レモンの精油で体温を上げて目覚めスッキリ!

朝の目覚めがつらい原因は人それぞれですが、目覚めたときの体温が低いことも原因のひとつです。

体温は、身体の「休息モード」と「活動モード」を切り分ける重要な要因です。体温が朝になっても上がらないと、身体が休息モードから活動モードにうまく切り替わりません。その結果、朝の目覚めが悪くなることは充分にありえます。

そんな朝の低体温には「レモンの精油を吸入する」という対策があります。アロマテラピーで使われる精油はさまざまな効能を持っていますが、レモンの精油に含まれる「リモネン」という成分は体温を上げてくれます。

レモンのアロマは科学的にも有効?

アロマテラピーというと「科学的な根拠はないのでは?」と思われる方も多いと思います。しかし、近年になってアロマテラピーの有効性が科学的に解明されつつあります。

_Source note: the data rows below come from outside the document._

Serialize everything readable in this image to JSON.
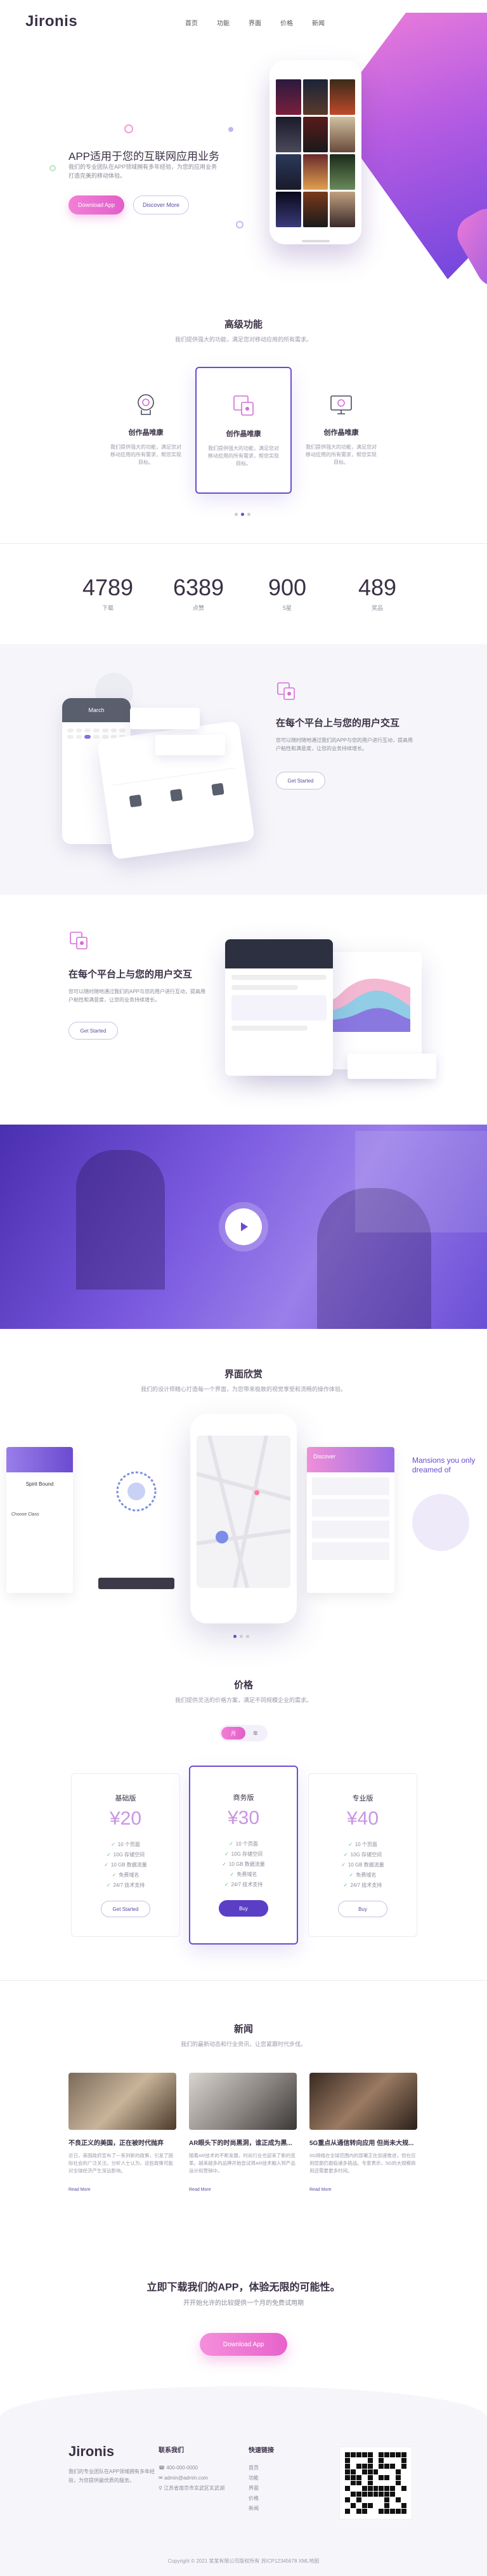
{
  "brand": {
    "logo": "Jironis"
  },
  "nav": [
    "首页",
    "功能",
    "界面",
    "价格",
    "新闻"
  ],
  "hero": {
    "title": "APP适用于您的互联网应用业务",
    "subtitle": "我们的专业团队在APP领域拥有多年经验，为您的应用业务打造完美的移动体验。",
    "primary_btn": "Download App",
    "secondary_btn": "Discover More"
  },
  "features": {
    "title": "高级功能",
    "subtitle": "我们提供强大的功能，满足您对移动应用的所有需求。",
    "cards": [
      {
        "name": "创作晶唯康",
        "desc": "我们提供强大的功能，满足您对移动应用的所有需求，帮您实现目标。",
        "icon": "brain-icon"
      },
      {
        "name": "创作晶唯康",
        "desc": "我们提供强大的功能，满足您对移动应用的所有需求，帮您实现目标。",
        "icon": "devices-icon"
      },
      {
        "name": "创作晶唯康",
        "desc": "我们提供强大的功能，满足您对移动应用的所有需求，帮您实现目标。",
        "icon": "monitor-icon"
      }
    ]
  },
  "stats": [
    {
      "num": "4789",
      "label": "下载"
    },
    {
      "num": "6389",
      "label": "点赞"
    },
    {
      "num": "900",
      "label": "5星"
    },
    {
      "num": "489",
      "label": "奖品"
    }
  ],
  "interaction1": {
    "title": "在每个平台上与您的用户交互",
    "desc": "您可以随时随地通过我们的APP与您的用户进行互动，提高用户粘性和满意度，让您的业务持续增长。",
    "btn": "Get Started",
    "phone_month": "March"
  },
  "interaction2": {
    "title": "在每个平台上与您的用户交互",
    "desc": "您可以随时随地通过我们的APP与您的用户进行互动，提高用户粘性和满意度，让您的业务持续增长。",
    "btn": "Get Started"
  },
  "screens": {
    "title": "界面欣赏",
    "subtitle": "我们的设计师精心打造每一个界面，为您带来极致的视觉享受和流畅的操作体验。",
    "discover": "Discover",
    "right_text": "Mansions you only dreamed of",
    "profile_name": "Spirit Bound",
    "left_tag": "Choose Class"
  },
  "pricing": {
    "title": "价格",
    "subtitle": "我们提供灵活的价格方案，满足不同规模企业的需求。",
    "toggle": [
      "月",
      "年"
    ],
    "plans": [
      {
        "name": "基础版",
        "price": "¥20",
        "features": [
          "10 个页面",
          "10G 存储空间",
          "10 GB 数据流量",
          "免费域名",
          "24/7 技术支持"
        ],
        "btn": "Get Started"
      },
      {
        "name": "商务版",
        "price": "¥30",
        "features": [
          "10 个页面",
          "10G 存储空间",
          "10 GB 数据流量",
          "免费域名",
          "24/7 技术支持"
        ],
        "btn": "Buy"
      },
      {
        "name": "专业版",
        "price": "¥40",
        "features": [
          "10 个页面",
          "10G 存储空间",
          "10 GB 数据流量",
          "免费域名",
          "24/7 技术支持"
        ],
        "btn": "Buy"
      }
    ]
  },
  "news": {
    "title": "新闻",
    "subtitle": "我们的最新动态和行业资讯，让您紧跟时代步伐。",
    "items": [
      {
        "title": "不良正义的美国，正在被时代抛弃",
        "text": "近日，美国政府宣布了一系列新的政策，引发了国际社会的广泛关注。分析人士认为，这些政策可能对全球经济产生深远影响。",
        "more": "Read More"
      },
      {
        "title": "AR眼头下的时尚黑洞，谁正成为黑...",
        "text": "随着AR技术的不断发展，时尚行业也迎来了新的变革。越来越多的品牌开始尝试将AR技术融入到产品设计和营销中。",
        "more": "Read More"
      },
      {
        "title": "5G重点从通信转向应用 但尚未大规...",
        "text": "5G网络在全球范围内的部署正在加速推进，但在应用层面仍面临诸多挑战。专家表示，5G的大规模商用还需要更多时间。",
        "more": "Read More"
      }
    ]
  },
  "cta": {
    "title": "立即下载我们的APP，体验无限的可能性。",
    "subtitle": "开开始允许的比较提供一个月的免费试用期",
    "btn": "Download App"
  },
  "footer": {
    "logo": "Jironis",
    "about": "我们的专业团队在APP领域拥有多年经验，为您提供最优质的服务。",
    "contact_title": "联系我们",
    "contact": [
      "400-000-0000",
      "admin@admin.com",
      "江苏省南京市玄武区玄武湖"
    ],
    "links_title": "快速链接",
    "links": [
      "首页",
      "功能",
      "界面",
      "价格",
      "新闻"
    ],
    "copyright": "Copyright © 2021 某某有限公司版权所有  苏ICP12345678  XML地图"
  },
  "colors": {
    "accent": "#6b4bd0",
    "pink": "#e86fd2",
    "grad_start": "#f07ad6",
    "grad_end": "#5e3bd6"
  }
}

レモンのアロマについても、その効果を科学的に検証したデータがあります。以下は、『医師がすすめる「アロマテラピー」決定版(マキノ出版)』という書籍の中で紹介されている実験結果です。

レモンを用いて精油の芳香成分が、血液中に現れるかどうかについて調べました。被験者にはティッシュペーパーに垂らしたレモンを5分間吸入してもらったあと、5分後、20分後、40分後、60分後の計4回採決して、ガスクロマトグラフィーで測定しました。

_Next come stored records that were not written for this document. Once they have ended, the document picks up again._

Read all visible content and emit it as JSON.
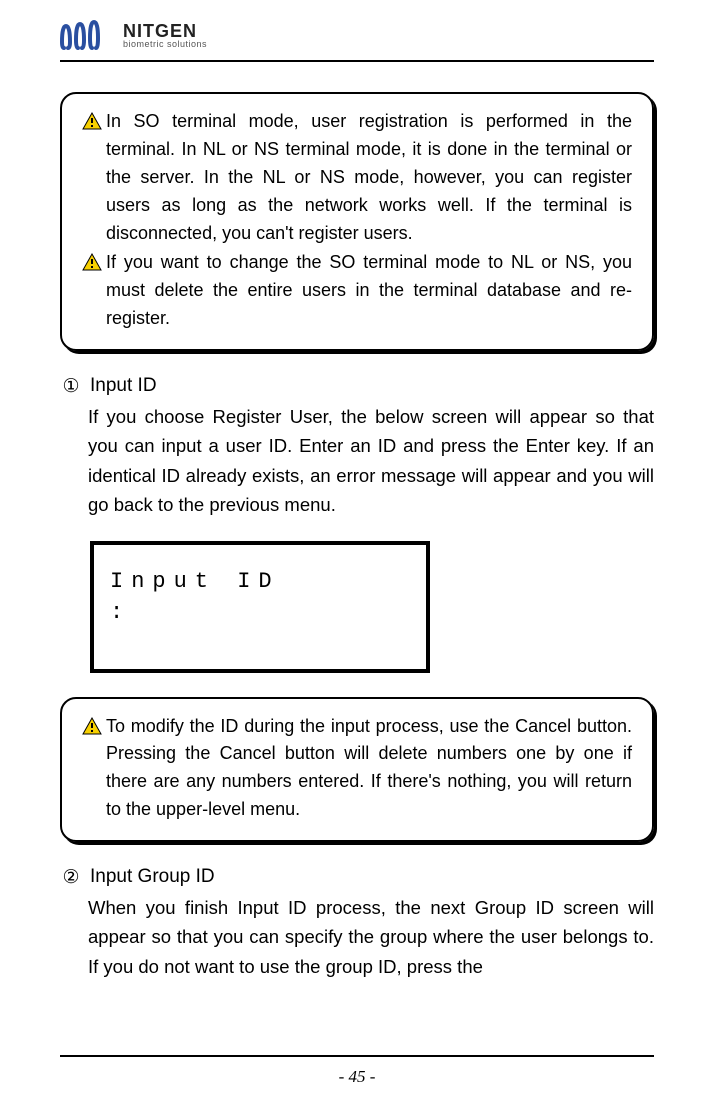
{
  "logo": {
    "brand": "NITGEN",
    "tagline": "biometric solutions"
  },
  "callout1": {
    "items": [
      "In SO terminal mode, user registration is performed in the terminal. In NL or NS terminal mode, it is done in the terminal or the server. In the NL or NS mode, however, you can register users as long as the network works well. If the terminal is disconnected, you can't register users.",
      "If you want to change the SO terminal mode to NL or NS, you must delete the entire users in the terminal database and re-register."
    ]
  },
  "section1": {
    "num": "①",
    "title": "Input ID",
    "body": "If you choose Register User, the below screen will appear so that you can input a user ID. Enter an ID and press the Enter key. If an identical ID already exists, an error message will appear and you will go back to the previous menu."
  },
  "lcd": {
    "line1": "Input ID",
    "line2": ":"
  },
  "callout2": {
    "items": [
      "To modify the ID during the input process, use the Cancel button. Pressing the Cancel button will delete numbers one by one if there are any numbers entered. If there's nothing, you will return to the upper-level menu."
    ]
  },
  "section2": {
    "num": "②",
    "title": "Input Group ID",
    "body": "When you finish Input ID process, the next Group ID screen will appear so that you can specify the group where the user belongs to. If you do not want to use the group ID, press the"
  },
  "page_number": "- 45 -"
}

上段の折れ線は皮膚の表面温度、下段の折れ線はリモネンの血中濃度を表しています。リモネンの血中濃度は吸入開始後から急速に高くなって、吸入後5分で0.5ng/dlのピークに達し、8分後にほぼ消失します。

一方、皮膚の表面温度は、リモネンの血中温度の上昇に呼応するように、吸入6分後でピークの27℃に達し、その後徐々に低下していきます。

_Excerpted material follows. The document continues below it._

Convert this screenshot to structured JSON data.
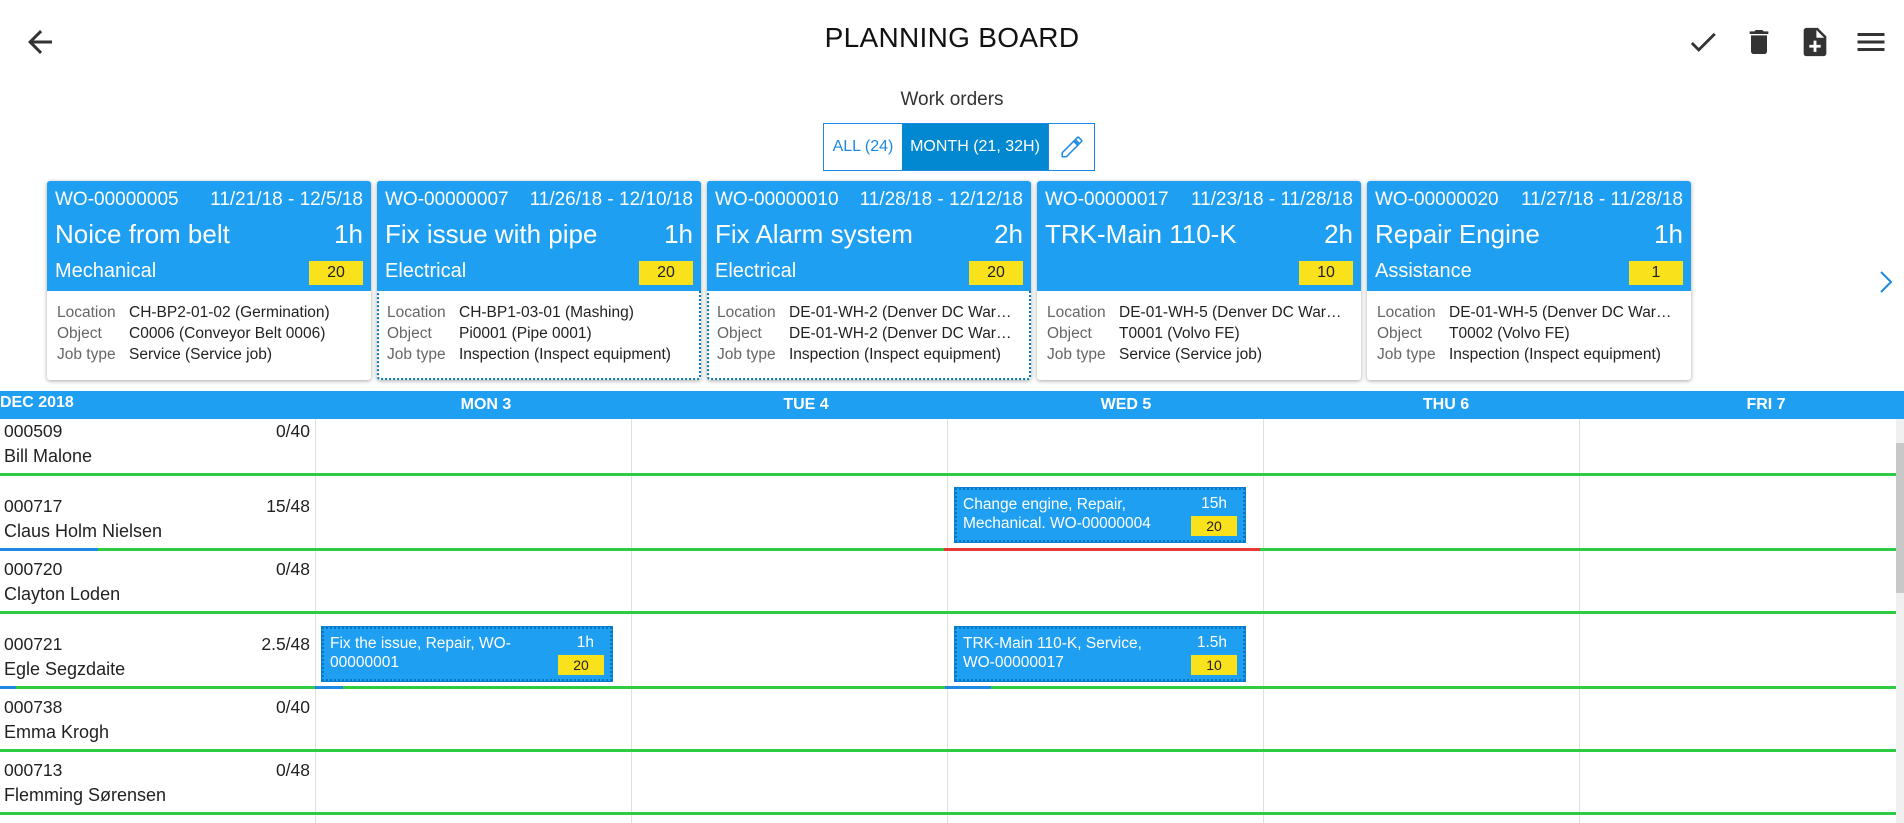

アロマテラピーはまだまだ科学的な検証が充分ではないですし、薬の代わりになるとは言い切れません。しかし、睡眠改善の「補助」として使うのであれば、大きな助けになります。日常の生活にアロマテラピーを取り入れて、不眠の改善に役立てていきましょう。

追記

レモンのアロマは香りが強めなので、好き嫌いが別れるかもしれません。柔らかめの香りが好みの方には、オレンジ・スイートやグレープフルーツがオススメです。これらのアロマもリモネンを主成分にしているので、レモンと同様の効果が期待できます。